Who Can See the Wind?
(by Christina Georgina Rossetti)
Who can see the wind? Neither you nor I
But when the leaves are trembling
The wind is passing by!
Who can see the wind? Neither I nor you
But when the trees are bending low
The wind is passing through!
As this children’s poem points out, the wind’s affect on the surrounding environment is a beautiful thing. But if you live near one of the many “wind farms” popping up all over the country, you may disagree. If that’s you, then “seeing the wind” means 400 foot tall wind turbines interrupting your landscape, and “hearing the wind” may mean loud “whirring” and “whoosh” sounds keeping you awake at night.
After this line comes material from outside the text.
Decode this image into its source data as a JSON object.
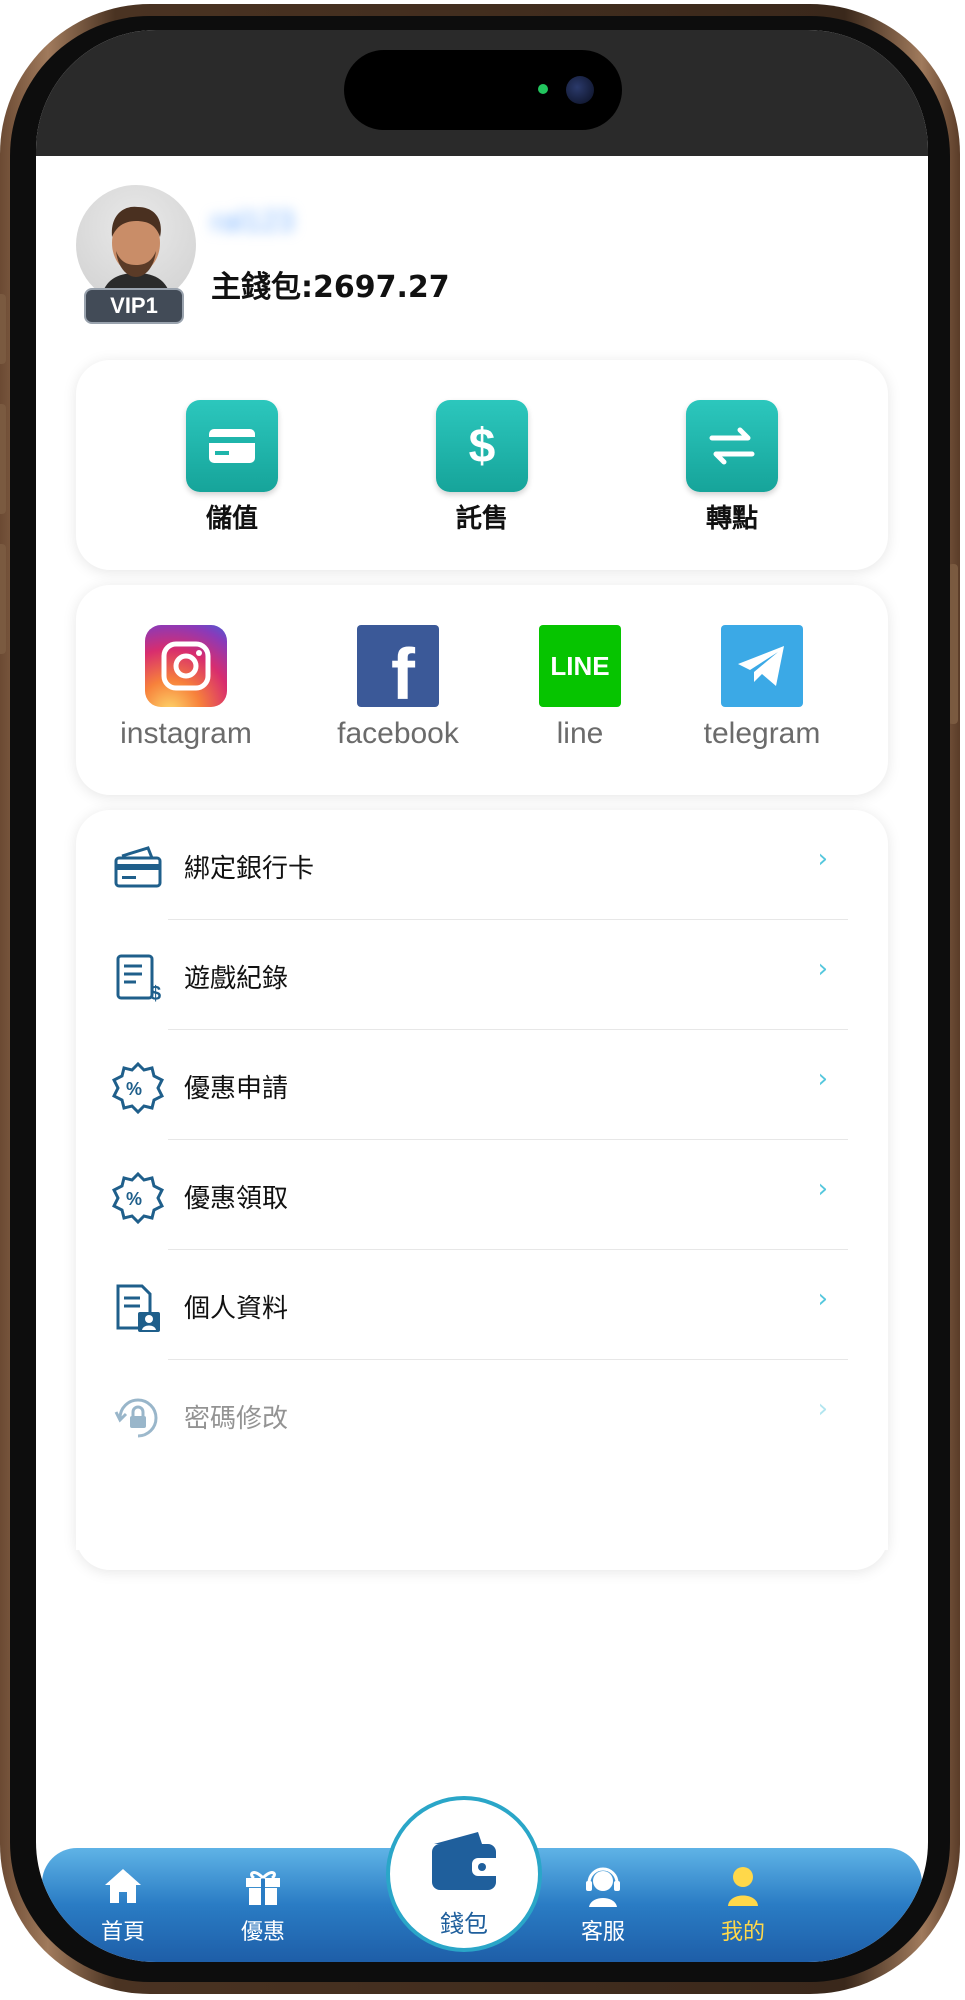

Wind power harvesting has many unintended consequences. Migratory bird patterns seem to be affected. Bats are routinely killed by the giant windmills in the sky. Many argue that the large obelisks visually disturb the landscape. Great distances from wind farms to population centers result in large transmission lines traveling great distances and costing even more. But believe it or not, the loudest group of nay-sayers is not the environmentalists or the economists; it’s the local residents who have to live near these wind farms, experiencing the sights and sounds firsthand.
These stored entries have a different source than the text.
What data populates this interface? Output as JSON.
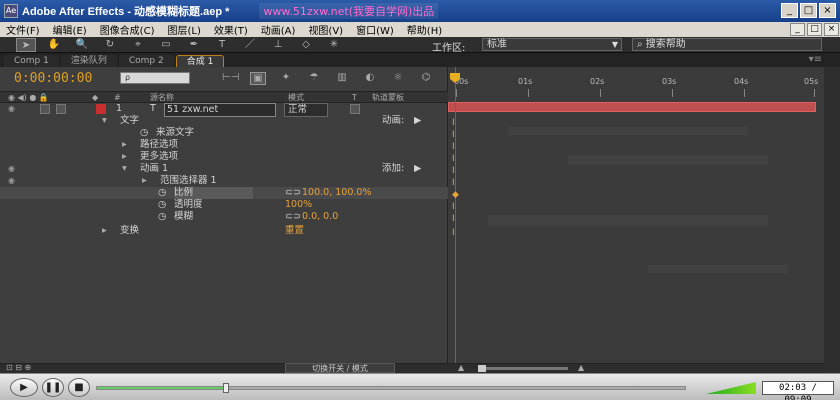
{
  "window": {
    "title": "Adobe After Effects - 动感模糊标题.aep *",
    "watermark": "www.51zxw.net(我要自学网)出品",
    "controls": [
      "_",
      "□",
      "×"
    ]
  },
  "menu": {
    "items": [
      "文件(F)",
      "编辑(E)",
      "图像合成(C)",
      "图层(L)",
      "效果(T)",
      "动画(A)",
      "视图(V)",
      "窗口(W)",
      "帮助(H)"
    ],
    "right_controls": [
      "_",
      "□",
      "×"
    ]
  },
  "toolbar": {
    "tools": [
      "select-tool",
      "hand-tool",
      "zoom-tool",
      "rotate-tool",
      "camera-tool",
      "pan-behind-tool",
      "mask-tool",
      "pen-tool",
      "text-tool",
      "brush-tool",
      "clone-tool",
      "eraser-tool",
      "puppet-tool"
    ],
    "workspace_label": "工作区:",
    "workspace_value": "标准",
    "help_search_placeholder": "搜索帮助"
  },
  "tabs": [
    "Comp 1",
    "渲染队列",
    "Comp 2",
    "合成 1"
  ],
  "timeline": {
    "timecode": "0:00:00:00",
    "search_placeholder": "ρ",
    "columns": {
      "switches": "◉ ◀) ● 🔒",
      "label": "◆",
      "num": "#",
      "source_name": "源名称",
      "mode": "模式",
      "t": "T",
      "trkmat": "轨道蒙板"
    },
    "layer": {
      "num": "1",
      "name": "51 zxw.net",
      "mode": "正常"
    },
    "rows": {
      "text": "文字",
      "animate_label": "动画:",
      "source_text": "来源文字",
      "path_options": "路径选项",
      "more_options": "更多选项",
      "animator": "动画 1",
      "add_label": "添加:",
      "range_selector": "范围选择器 1",
      "scale": "比例",
      "scale_value": "100.0, 100.0%",
      "opacity": "透明度",
      "opacity_value": "100%",
      "blur": "模糊",
      "blur_value": "0.0, 0.0",
      "transform": "变换",
      "transform_reset": "重置"
    },
    "bottom_toggle": "切换开关 / 模式",
    "ruler_labels": [
      "00s",
      "01s",
      "02s",
      "03s",
      "04s",
      "05s"
    ]
  },
  "player": {
    "time": "02:03 / 09:09",
    "progress": 0.22,
    "volume": 1.0
  }
}
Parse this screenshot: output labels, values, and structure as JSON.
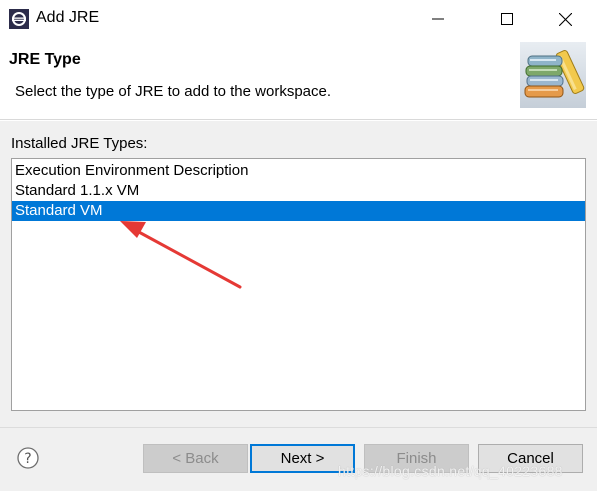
{
  "window": {
    "title": "Add JRE"
  },
  "header": {
    "title": "JRE Type",
    "description": "Select the type of JRE to add to the workspace."
  },
  "main": {
    "list_label": "Installed JRE Types:",
    "items": [
      {
        "label": "Execution Environment Description",
        "selected": false
      },
      {
        "label": "Standard 1.1.x VM",
        "selected": false
      },
      {
        "label": "Standard VM",
        "selected": true
      }
    ]
  },
  "buttons": {
    "back": "< Back",
    "next": "Next >",
    "finish": "Finish",
    "cancel": "Cancel"
  },
  "watermark": "https://blog.csdn.net/qq_40223688",
  "colors": {
    "selection": "#0078d7",
    "annotation_arrow": "#e53935",
    "dialog_background": "#f0f0f0"
  },
  "icons": {
    "app": "eclipse-icon",
    "header": "books-icon",
    "help": "help-icon"
  }
}
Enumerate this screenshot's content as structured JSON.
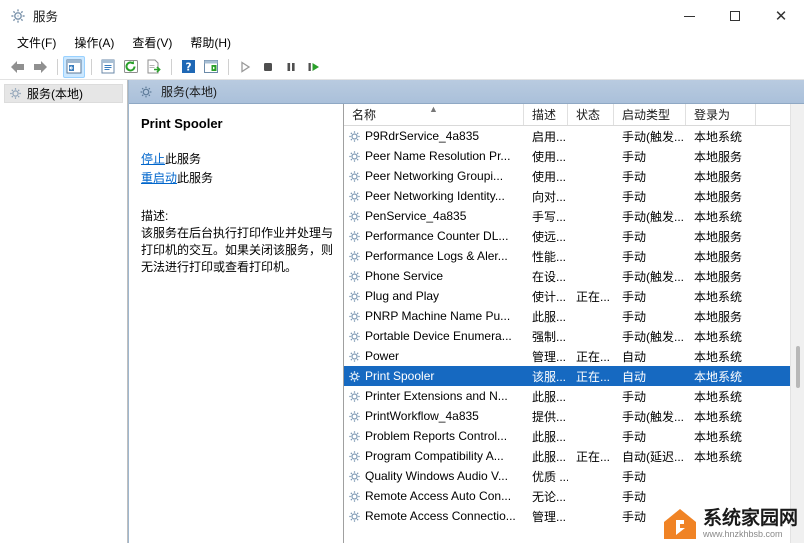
{
  "window": {
    "title": "服务",
    "icon": "services-gear-icon",
    "minimize_label": "最小化",
    "maximize_label": "最大化",
    "close_label": "关闭"
  },
  "menu": {
    "items": [
      {
        "label": "文件(F)",
        "name": "menu-file"
      },
      {
        "label": "操作(A)",
        "name": "menu-action"
      },
      {
        "label": "查看(V)",
        "name": "menu-view"
      },
      {
        "label": "帮助(H)",
        "name": "menu-help"
      }
    ]
  },
  "toolbar": {
    "buttons": [
      {
        "name": "back-icon",
        "glyph": "back"
      },
      {
        "name": "forward-icon",
        "glyph": "forward"
      },
      {
        "name": "show-hide-console-tree-icon",
        "glyph": "tree",
        "active": true
      },
      {
        "name": "properties-icon",
        "glyph": "properties"
      },
      {
        "name": "refresh-icon",
        "glyph": "refresh"
      },
      {
        "name": "export-list-icon",
        "glyph": "export"
      },
      {
        "name": "help-icon",
        "glyph": "help"
      },
      {
        "name": "show-hide-action-pane-icon",
        "glyph": "actionpane"
      },
      {
        "name": "start-service-icon",
        "glyph": "play"
      },
      {
        "name": "stop-service-icon",
        "glyph": "stop"
      },
      {
        "name": "pause-service-icon",
        "glyph": "pause"
      },
      {
        "name": "restart-service-icon",
        "glyph": "restart"
      }
    ]
  },
  "tree": {
    "node_label": "服务(本地)"
  },
  "pane": {
    "header": "服务(本地)"
  },
  "details": {
    "service_name": "Print Spooler",
    "stop_link": "停止",
    "stop_suffix": "此服务",
    "restart_link": "重启动",
    "restart_suffix": "此服务",
    "description_label": "描述:",
    "description_lines": [
      "该服务在后台执行打印作业并处理与",
      "打印机的交互。如果关闭该服务，则",
      "无法进行打印或查看打印机。"
    ]
  },
  "list": {
    "columns": [
      {
        "key": "name",
        "label": "名称",
        "sorted": true,
        "sort_dir": "asc"
      },
      {
        "key": "desc",
        "label": "描述"
      },
      {
        "key": "state",
        "label": "状态"
      },
      {
        "key": "start",
        "label": "启动类型"
      },
      {
        "key": "logon",
        "label": "登录为"
      }
    ],
    "rows": [
      {
        "name": "P9RdrService_4a835",
        "desc": "启用...",
        "state": "",
        "start": "手动(触发...",
        "logon": "本地系统",
        "selected": false
      },
      {
        "name": "Peer Name Resolution Pr...",
        "desc": "使用...",
        "state": "",
        "start": "手动",
        "logon": "本地服务",
        "selected": false
      },
      {
        "name": "Peer Networking Groupi...",
        "desc": "使用...",
        "state": "",
        "start": "手动",
        "logon": "本地服务",
        "selected": false
      },
      {
        "name": "Peer Networking Identity...",
        "desc": "向对...",
        "state": "",
        "start": "手动",
        "logon": "本地服务",
        "selected": false
      },
      {
        "name": "PenService_4a835",
        "desc": "手写...",
        "state": "",
        "start": "手动(触发...",
        "logon": "本地系统",
        "selected": false
      },
      {
        "name": "Performance Counter DL...",
        "desc": "使远...",
        "state": "",
        "start": "手动",
        "logon": "本地服务",
        "selected": false
      },
      {
        "name": "Performance Logs & Aler...",
        "desc": "性能...",
        "state": "",
        "start": "手动",
        "logon": "本地服务",
        "selected": false
      },
      {
        "name": "Phone Service",
        "desc": "在设...",
        "state": "",
        "start": "手动(触发...",
        "logon": "本地服务",
        "selected": false
      },
      {
        "name": "Plug and Play",
        "desc": "使计...",
        "state": "正在...",
        "start": "手动",
        "logon": "本地系统",
        "selected": false
      },
      {
        "name": "PNRP Machine Name Pu...",
        "desc": "此服...",
        "state": "",
        "start": "手动",
        "logon": "本地服务",
        "selected": false
      },
      {
        "name": "Portable Device Enumera...",
        "desc": "强制...",
        "state": "",
        "start": "手动(触发...",
        "logon": "本地系统",
        "selected": false
      },
      {
        "name": "Power",
        "desc": "管理...",
        "state": "正在...",
        "start": "自动",
        "logon": "本地系统",
        "selected": false
      },
      {
        "name": "Print Spooler",
        "desc": "该服...",
        "state": "正在...",
        "start": "自动",
        "logon": "本地系统",
        "selected": true
      },
      {
        "name": "Printer Extensions and N...",
        "desc": "此服...",
        "state": "",
        "start": "手动",
        "logon": "本地系统",
        "selected": false
      },
      {
        "name": "PrintWorkflow_4a835",
        "desc": "提供...",
        "state": "",
        "start": "手动(触发...",
        "logon": "本地系统",
        "selected": false
      },
      {
        "name": "Problem Reports Control...",
        "desc": "此服...",
        "state": "",
        "start": "手动",
        "logon": "本地系统",
        "selected": false
      },
      {
        "name": "Program Compatibility A...",
        "desc": "此服...",
        "state": "正在...",
        "start": "自动(延迟...",
        "logon": "本地系统",
        "selected": false
      },
      {
        "name": "Quality Windows Audio V...",
        "desc": "优质 ...",
        "state": "",
        "start": "手动",
        "logon": "",
        "selected": false
      },
      {
        "name": "Remote Access Auto Con...",
        "desc": "无论...",
        "state": "",
        "start": "手动",
        "logon": "",
        "selected": false
      },
      {
        "name": "Remote Access Connectio...",
        "desc": "管理...",
        "state": "",
        "start": "手动",
        "logon": "",
        "selected": false
      }
    ]
  },
  "watermark": {
    "name_cn": "系统家园网",
    "url": "www.hnzkhbsb.com",
    "logo_color": "#f08325"
  },
  "colors": {
    "selection": "#1669c1",
    "link": "#0066cc",
    "pane_header_top": "#b9cbe0",
    "pane_header_bottom": "#aac0da"
  }
}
Acoustically, large wind farms can cause low frequency noise issues due to the very large, and relatively slow turning, blades. This “whirring” sound is known to travel great distances and can be compared to the sound of a helicopter just starting up. Although the helicopter flies away; the wind farm is here to stay.
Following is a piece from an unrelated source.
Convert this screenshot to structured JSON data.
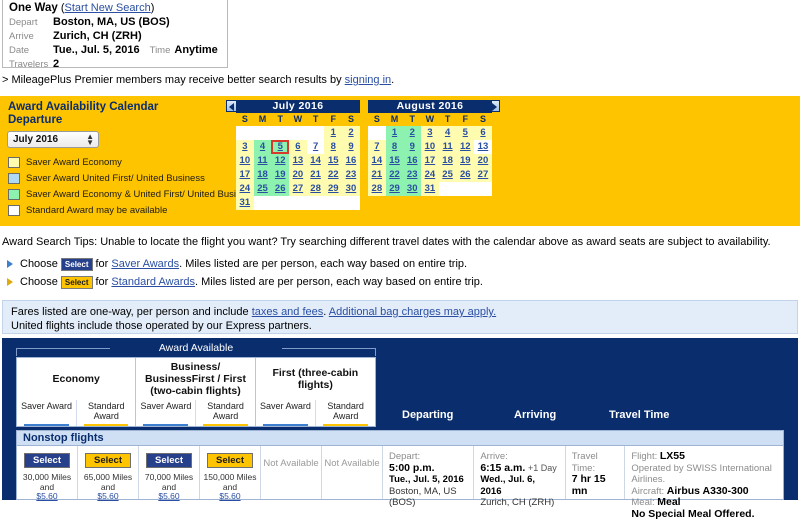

In contrast to the large wind turbines dotting the horizon, there are a variety of small, residential wind turbines being marketed today, including one by Cascade Engineering out of Grand Rapids, Michigan, called the Swift. These turbines generally produce very low noise levels because of their design and overall size. Although they will probably never produce all of the electricity that a single family residence requires, they do solve many of the problems that plague the multi-acre wind farms. They are compact, efficient, and cost effective.
If you are considering a wind turbine for your house or in your community, please consider the expert services of an acoustical consultant. Doing so can minimize the unintended consequences and can help ensure that seeing (and hearing) the wind remains a thing of beauty.